2. Głośne stukanie (jakby zaczepanie wiatraka o coś w srodku lub strzelanie w samym kotle.

 

No i teraz-przede wszystkim- gdy temperatura między zadaną a rzeczywistą na piecu jest mniejsza o ok 3st i więcej, powoduje to taką pracę dmuchawy że występuje drżenie całego pieca i "przyłączy", aż czasem w nocy nie da się spać, bo niesie się to po ścianach.
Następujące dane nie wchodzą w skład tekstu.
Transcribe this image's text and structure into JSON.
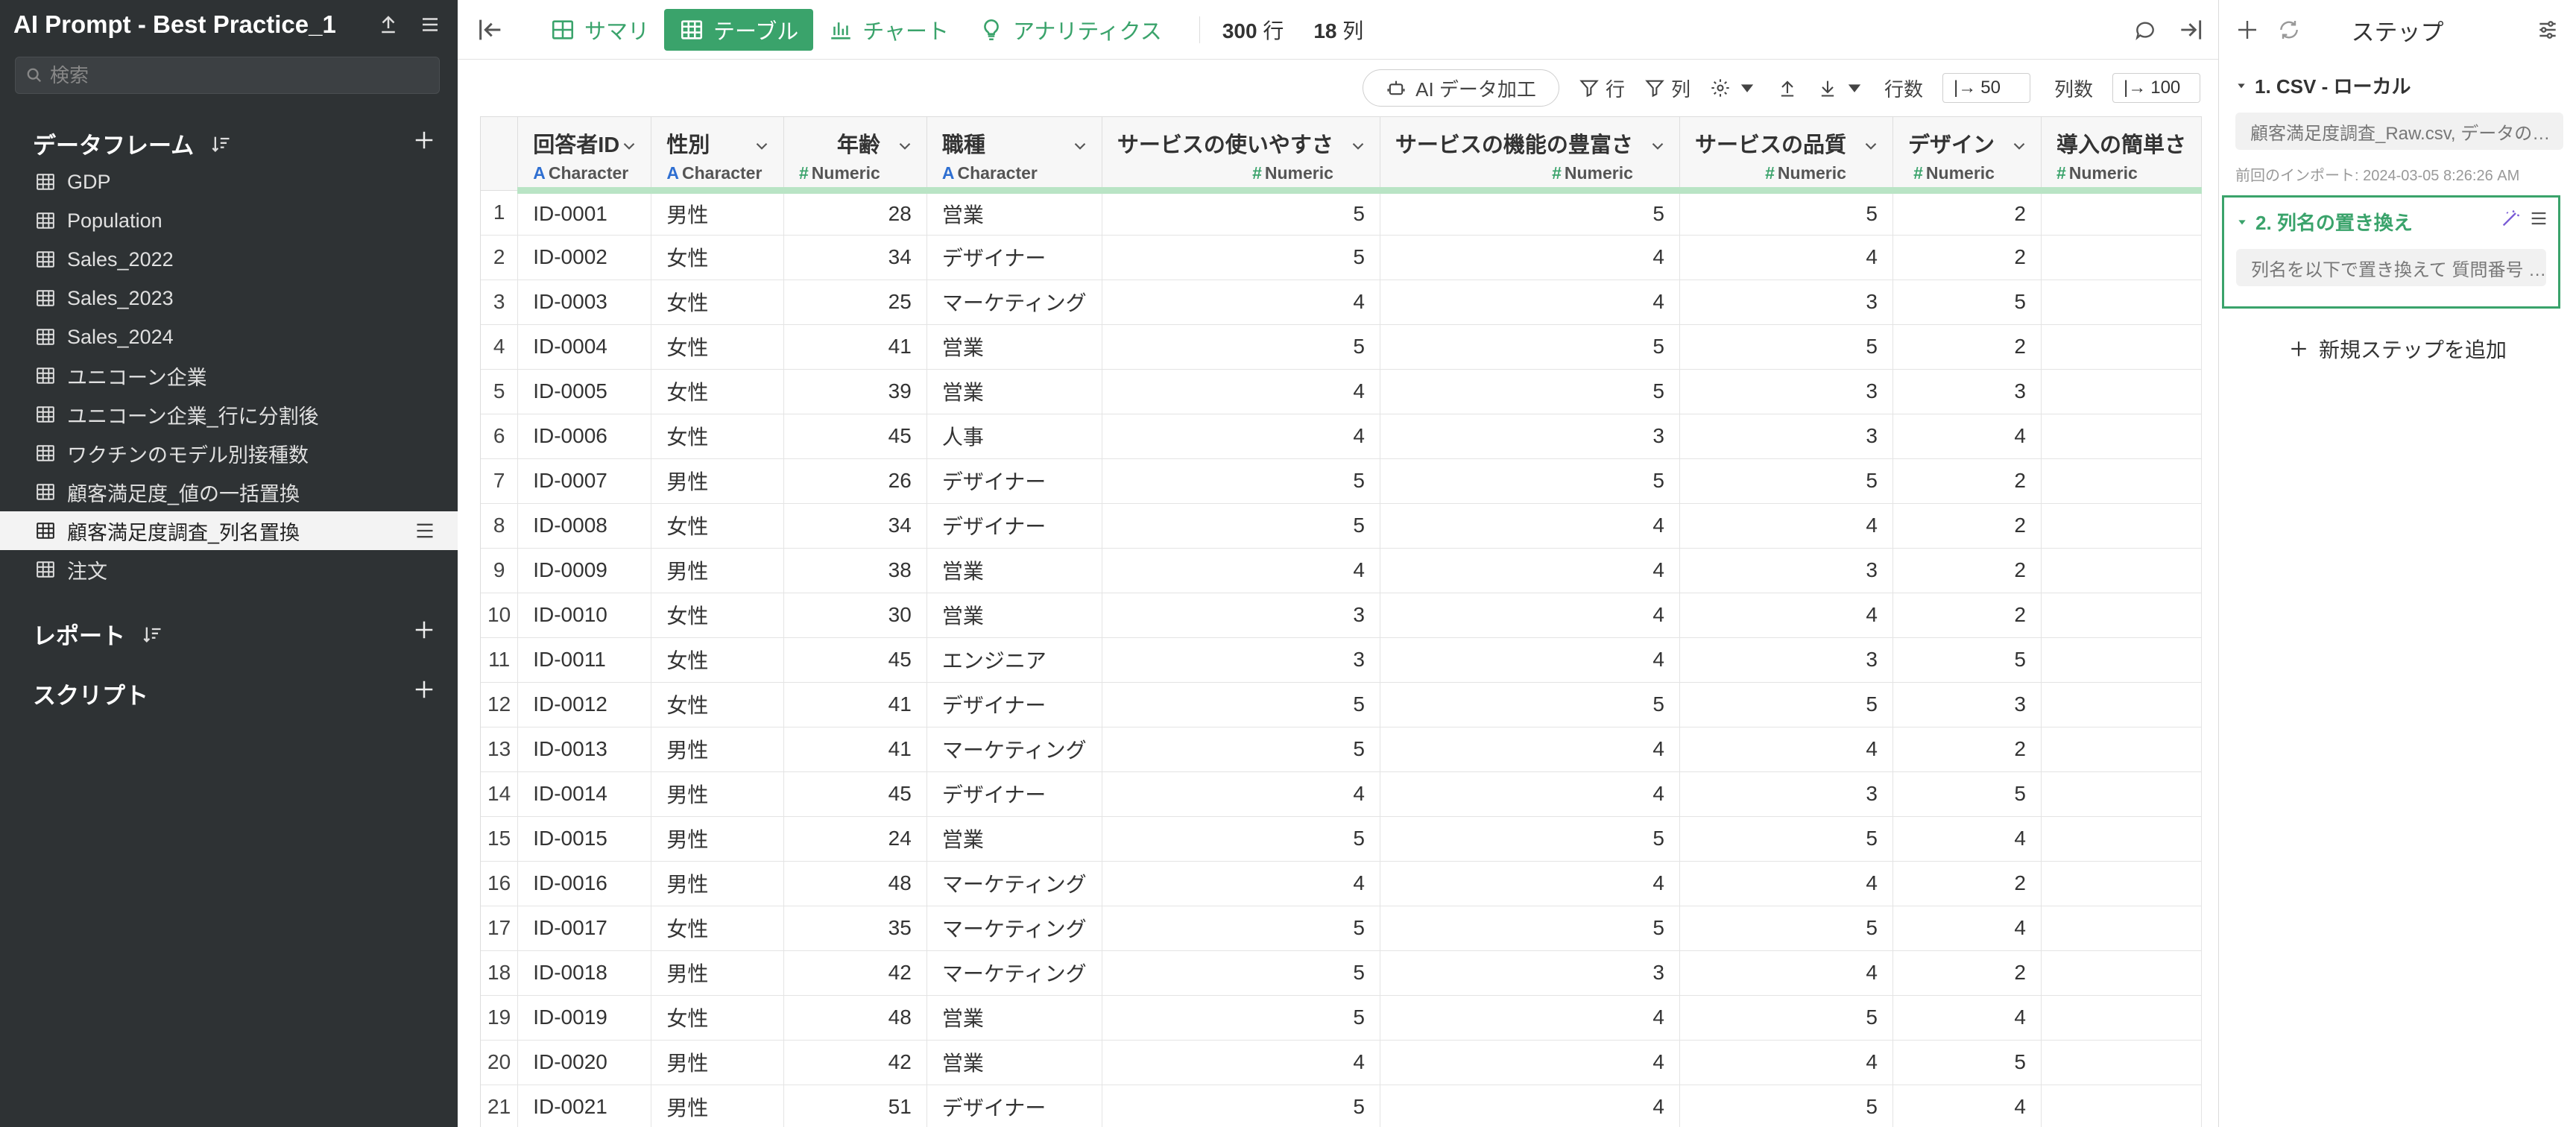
{
  "sidebar": {
    "project_title": "AI Prompt - Best Practice_1",
    "search_placeholder": "検索",
    "sections": {
      "dataframes": "データフレーム",
      "reports": "レポート",
      "scripts": "スクリプト"
    },
    "dataframes": [
      "GDP",
      "Population",
      "Sales_2022",
      "Sales_2023",
      "Sales_2024",
      "ユニコーン企業",
      "ユニコーン企業_行に分割後",
      "ワクチンのモデル別接種数",
      "顧客満足度_値の一括置換",
      "顧客満足度調査_列名置換",
      "注文"
    ],
    "active_dataframe": "顧客満足度調査_列名置換"
  },
  "toolbar": {
    "summary": "サマリ",
    "table": "テーブル",
    "chart": "チャート",
    "analytics": "アナリティクス",
    "rows_count": "300",
    "rows_unit": "行",
    "cols_count": "18",
    "cols_unit": "列"
  },
  "subbar": {
    "ai_label": "AI データ加工",
    "row_filter": "行",
    "col_filter": "列",
    "rows_label": "行数",
    "rows_value": "50",
    "cols_label": "列数",
    "cols_value": "100"
  },
  "table": {
    "columns": [
      {
        "name": "回答者ID",
        "type": "Character",
        "sym": "A"
      },
      {
        "name": "性別",
        "type": "Character",
        "sym": "A"
      },
      {
        "name": "年齢",
        "type": "Numeric",
        "sym": "#"
      },
      {
        "name": "職種",
        "type": "Character",
        "sym": "A"
      },
      {
        "name": "サービスの使いやすさ",
        "type": "Numeric",
        "sym": "#"
      },
      {
        "name": "サービスの機能の豊富さ",
        "type": "Numeric",
        "sym": "#"
      },
      {
        "name": "サービスの品質",
        "type": "Numeric",
        "sym": "#"
      },
      {
        "name": "デザイン",
        "type": "Numeric",
        "sym": "#"
      },
      {
        "name": "導入の簡単さ",
        "type": "Numeric",
        "sym": "#"
      }
    ],
    "rows": [
      [
        "1",
        "ID-0001",
        "男性",
        "28",
        "営業",
        "5",
        "5",
        "5",
        "2",
        ""
      ],
      [
        "2",
        "ID-0002",
        "女性",
        "34",
        "デザイナー",
        "5",
        "4",
        "4",
        "2",
        ""
      ],
      [
        "3",
        "ID-0003",
        "女性",
        "25",
        "マーケティング",
        "4",
        "4",
        "3",
        "5",
        ""
      ],
      [
        "4",
        "ID-0004",
        "女性",
        "41",
        "営業",
        "5",
        "5",
        "5",
        "2",
        ""
      ],
      [
        "5",
        "ID-0005",
        "女性",
        "39",
        "営業",
        "4",
        "5",
        "3",
        "3",
        ""
      ],
      [
        "6",
        "ID-0006",
        "女性",
        "45",
        "人事",
        "4",
        "3",
        "3",
        "4",
        ""
      ],
      [
        "7",
        "ID-0007",
        "男性",
        "26",
        "デザイナー",
        "5",
        "5",
        "5",
        "2",
        ""
      ],
      [
        "8",
        "ID-0008",
        "女性",
        "34",
        "デザイナー",
        "5",
        "4",
        "4",
        "2",
        ""
      ],
      [
        "9",
        "ID-0009",
        "男性",
        "38",
        "営業",
        "4",
        "4",
        "3",
        "2",
        ""
      ],
      [
        "10",
        "ID-0010",
        "女性",
        "30",
        "営業",
        "3",
        "4",
        "4",
        "2",
        ""
      ],
      [
        "11",
        "ID-0011",
        "女性",
        "45",
        "エンジニア",
        "3",
        "4",
        "3",
        "5",
        ""
      ],
      [
        "12",
        "ID-0012",
        "女性",
        "41",
        "デザイナー",
        "5",
        "5",
        "5",
        "3",
        ""
      ],
      [
        "13",
        "ID-0013",
        "男性",
        "41",
        "マーケティング",
        "5",
        "4",
        "4",
        "2",
        ""
      ],
      [
        "14",
        "ID-0014",
        "男性",
        "45",
        "デザイナー",
        "4",
        "4",
        "3",
        "5",
        ""
      ],
      [
        "15",
        "ID-0015",
        "男性",
        "24",
        "営業",
        "5",
        "5",
        "5",
        "4",
        ""
      ],
      [
        "16",
        "ID-0016",
        "男性",
        "48",
        "マーケティング",
        "4",
        "4",
        "4",
        "2",
        ""
      ],
      [
        "17",
        "ID-0017",
        "女性",
        "35",
        "マーケティング",
        "5",
        "5",
        "5",
        "4",
        ""
      ],
      [
        "18",
        "ID-0018",
        "男性",
        "42",
        "マーケティング",
        "5",
        "3",
        "4",
        "2",
        ""
      ],
      [
        "19",
        "ID-0019",
        "女性",
        "48",
        "営業",
        "5",
        "4",
        "5",
        "4",
        ""
      ],
      [
        "20",
        "ID-0020",
        "男性",
        "42",
        "営業",
        "4",
        "4",
        "4",
        "5",
        ""
      ],
      [
        "21",
        "ID-0021",
        "男性",
        "51",
        "デザイナー",
        "5",
        "4",
        "5",
        "4",
        ""
      ]
    ]
  },
  "steps": {
    "title": "ステップ",
    "step1_title": "1. CSV - ローカル",
    "step1_desc": "顧客満足度調査_Raw.csv, データの…",
    "step1_import": "前回のインポート: 2024-03-05 8:26:26 AM",
    "step2_title": "2. 列名の置き換え",
    "step2_desc": "列名を以下で置き換えて 質問番号 …",
    "add_step": "新規ステップを追加"
  },
  "colors": {
    "accent": "#3aa36b",
    "sidebar_bg": "#2e3234",
    "header_underline": "#b9e4c5",
    "char_type": "#2f6fd1"
  }
}
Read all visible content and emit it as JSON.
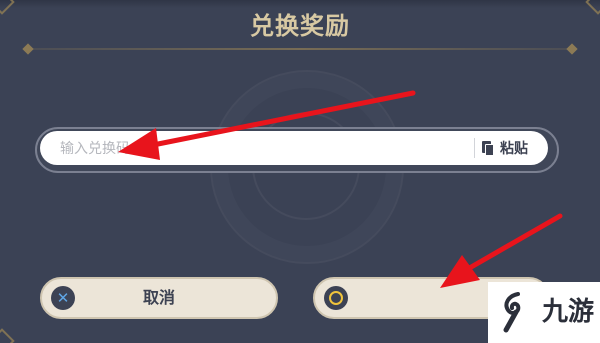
{
  "dialog": {
    "title": "兑换奖励"
  },
  "code_input": {
    "placeholder": "输入兑换码",
    "value": ""
  },
  "paste": {
    "label": "粘贴",
    "icon": "paste-icon"
  },
  "buttons": {
    "cancel_label": "取消",
    "cancel_icon": "close-icon",
    "confirm_label": "",
    "confirm_icon": "confirm-circle-icon"
  },
  "watermark": {
    "text": "九游"
  },
  "colors": {
    "background": "#3b4255",
    "title": "#d8c9a3",
    "button_fill": "#ece5d8",
    "annotation_arrow": "#e8141c",
    "cancel_icon_color": "#5fa5e5",
    "confirm_icon_color": "#f0c43c"
  }
}
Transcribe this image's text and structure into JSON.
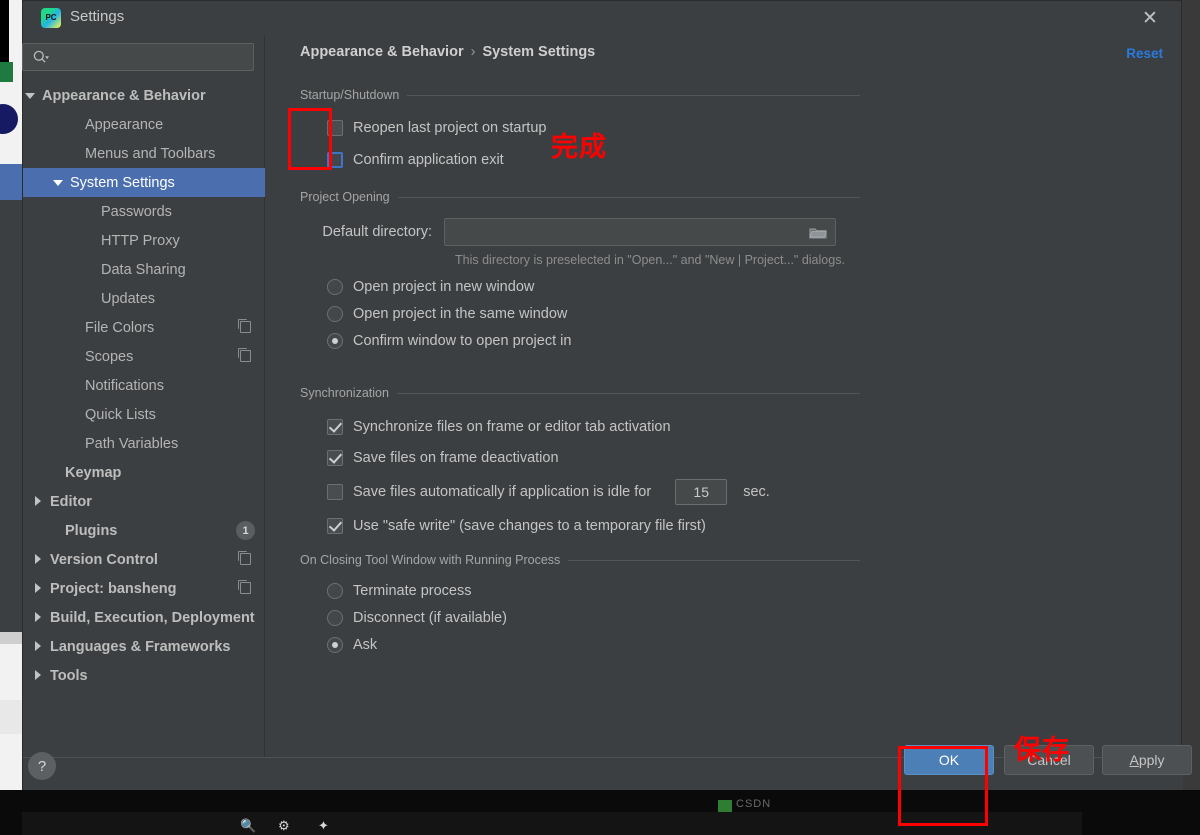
{
  "window": {
    "title": "Settings",
    "app_icon": "pycharm-icon",
    "close_icon": "close-icon"
  },
  "sidebar": {
    "search": {
      "placeholder": "",
      "value": "",
      "icon": "search-icon"
    },
    "items": [
      {
        "label": "Appearance & Behavior",
        "indent": 14,
        "arrow": "down",
        "bold": true,
        "selected": false,
        "badge": "",
        "copy": false
      },
      {
        "label": "Appearance",
        "indent": 62,
        "arrow": "none",
        "bold": false,
        "selected": false,
        "badge": "",
        "copy": false
      },
      {
        "label": "Menus and Toolbars",
        "indent": 62,
        "arrow": "none",
        "bold": false,
        "selected": false,
        "badge": "",
        "copy": false
      },
      {
        "label": "System Settings",
        "indent": 42,
        "arrow": "down",
        "bold": false,
        "selected": true,
        "badge": "",
        "copy": false
      },
      {
        "label": "Passwords",
        "indent": 78,
        "arrow": "none",
        "bold": false,
        "selected": false,
        "badge": "",
        "copy": false
      },
      {
        "label": "HTTP Proxy",
        "indent": 78,
        "arrow": "none",
        "bold": false,
        "selected": false,
        "badge": "",
        "copy": false
      },
      {
        "label": "Data Sharing",
        "indent": 78,
        "arrow": "none",
        "bold": false,
        "selected": false,
        "badge": "",
        "copy": false
      },
      {
        "label": "Updates",
        "indent": 78,
        "arrow": "none",
        "bold": false,
        "selected": false,
        "badge": "",
        "copy": false
      },
      {
        "label": "File Colors",
        "indent": 62,
        "arrow": "none",
        "bold": false,
        "selected": false,
        "badge": "",
        "copy": true
      },
      {
        "label": "Scopes",
        "indent": 62,
        "arrow": "none",
        "bold": false,
        "selected": false,
        "badge": "",
        "copy": true
      },
      {
        "label": "Notifications",
        "indent": 62,
        "arrow": "none",
        "bold": false,
        "selected": false,
        "badge": "",
        "copy": false
      },
      {
        "label": "Quick Lists",
        "indent": 62,
        "arrow": "none",
        "bold": false,
        "selected": false,
        "badge": "",
        "copy": false
      },
      {
        "label": "Path Variables",
        "indent": 62,
        "arrow": "none",
        "bold": false,
        "selected": false,
        "badge": "",
        "copy": false
      },
      {
        "label": "Keymap",
        "indent": 42,
        "arrow": "none",
        "bold": true,
        "selected": false,
        "badge": "",
        "copy": false
      },
      {
        "label": "Editor",
        "indent": 22,
        "arrow": "right",
        "bold": true,
        "selected": false,
        "badge": "",
        "copy": false
      },
      {
        "label": "Plugins",
        "indent": 42,
        "arrow": "none",
        "bold": true,
        "selected": false,
        "badge": "1",
        "copy": false
      },
      {
        "label": "Version Control",
        "indent": 22,
        "arrow": "right",
        "bold": true,
        "selected": false,
        "badge": "",
        "copy": true
      },
      {
        "label": "Project: bansheng",
        "indent": 22,
        "arrow": "right",
        "bold": true,
        "selected": false,
        "badge": "",
        "copy": true
      },
      {
        "label": "Build, Execution, Deployment",
        "indent": 22,
        "arrow": "right",
        "bold": true,
        "selected": false,
        "badge": "",
        "copy": false
      },
      {
        "label": "Languages & Frameworks",
        "indent": 22,
        "arrow": "right",
        "bold": true,
        "selected": false,
        "badge": "",
        "copy": false
      },
      {
        "label": "Tools",
        "indent": 22,
        "arrow": "right",
        "bold": true,
        "selected": false,
        "badge": "",
        "copy": false
      }
    ]
  },
  "main": {
    "breadcrumb": {
      "parent": "Appearance & Behavior",
      "separator": "›",
      "current": "System Settings"
    },
    "reset_label": "Reset",
    "startup": {
      "title": "Startup/Shutdown",
      "reopen_last_project": {
        "label": "Reopen last project on startup",
        "checked": false
      },
      "confirm_exit": {
        "label": "Confirm application exit",
        "checked": false,
        "focused": true
      }
    },
    "project_opening": {
      "title": "Project Opening",
      "default_directory_label": "Default directory:",
      "default_directory_value": "",
      "browse_icon": "folder-icon",
      "hint": "This directory is preselected in \"Open...\" and \"New | Project...\" dialogs.",
      "options": [
        {
          "label": "Open project in new window",
          "selected": false
        },
        {
          "label": "Open project in the same window",
          "selected": false
        },
        {
          "label": "Confirm window to open project in",
          "selected": true
        }
      ]
    },
    "synchronization": {
      "title": "Synchronization",
      "items": [
        {
          "label": "Synchronize files on frame or editor tab activation",
          "checked": true
        },
        {
          "label": "Save files on frame deactivation",
          "checked": true
        },
        {
          "label": "Save files automatically if application is idle for",
          "checked": false
        },
        {
          "label": "Use \"safe write\" (save changes to a temporary file first)",
          "checked": true
        }
      ],
      "idle_seconds_value": "15",
      "idle_seconds_unit": "sec."
    },
    "closing_tool_window": {
      "title": "On Closing Tool Window with Running Process",
      "options": [
        {
          "label": "Terminate process",
          "selected": false
        },
        {
          "label": "Disconnect (if available)",
          "selected": false
        },
        {
          "label": "Ask",
          "selected": true
        }
      ]
    }
  },
  "footer": {
    "help_label": "?",
    "ok_label": "OK",
    "cancel_label": "Cancel",
    "apply_label_pre": "A",
    "apply_label_post": "pply"
  },
  "annotations": [
    {
      "text": "完成",
      "meaning": "complete"
    },
    {
      "text": "保存",
      "meaning": "save"
    }
  ],
  "background": {
    "watermark": "CSDN"
  },
  "colors": {
    "panel": "#3c3f41",
    "selection": "#4b6eaf",
    "accent_link": "#287bde",
    "annotation": "#ff0000",
    "ok_button": "#4b7fb5"
  }
}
jakby dmuchawa nie dawała sobie rady, choć w domu jest pożądana temp, ale może Waszym profesjonalnym okiem, przyczyna może być gdzie indziej?

 

Może to mieć związek z tym że dwukrotnie podgotowała mi się woda ze 2 m-ce temu? Albo czy możliwe że przy oczyszczaniu "czopa" coś zruszyłem?

 

Czy to drżenie może być czymś poważnym i jak temu zaradzić? Pytam, bo często żona sama zostaje z synkiem i panikuje w takich sytuacjach.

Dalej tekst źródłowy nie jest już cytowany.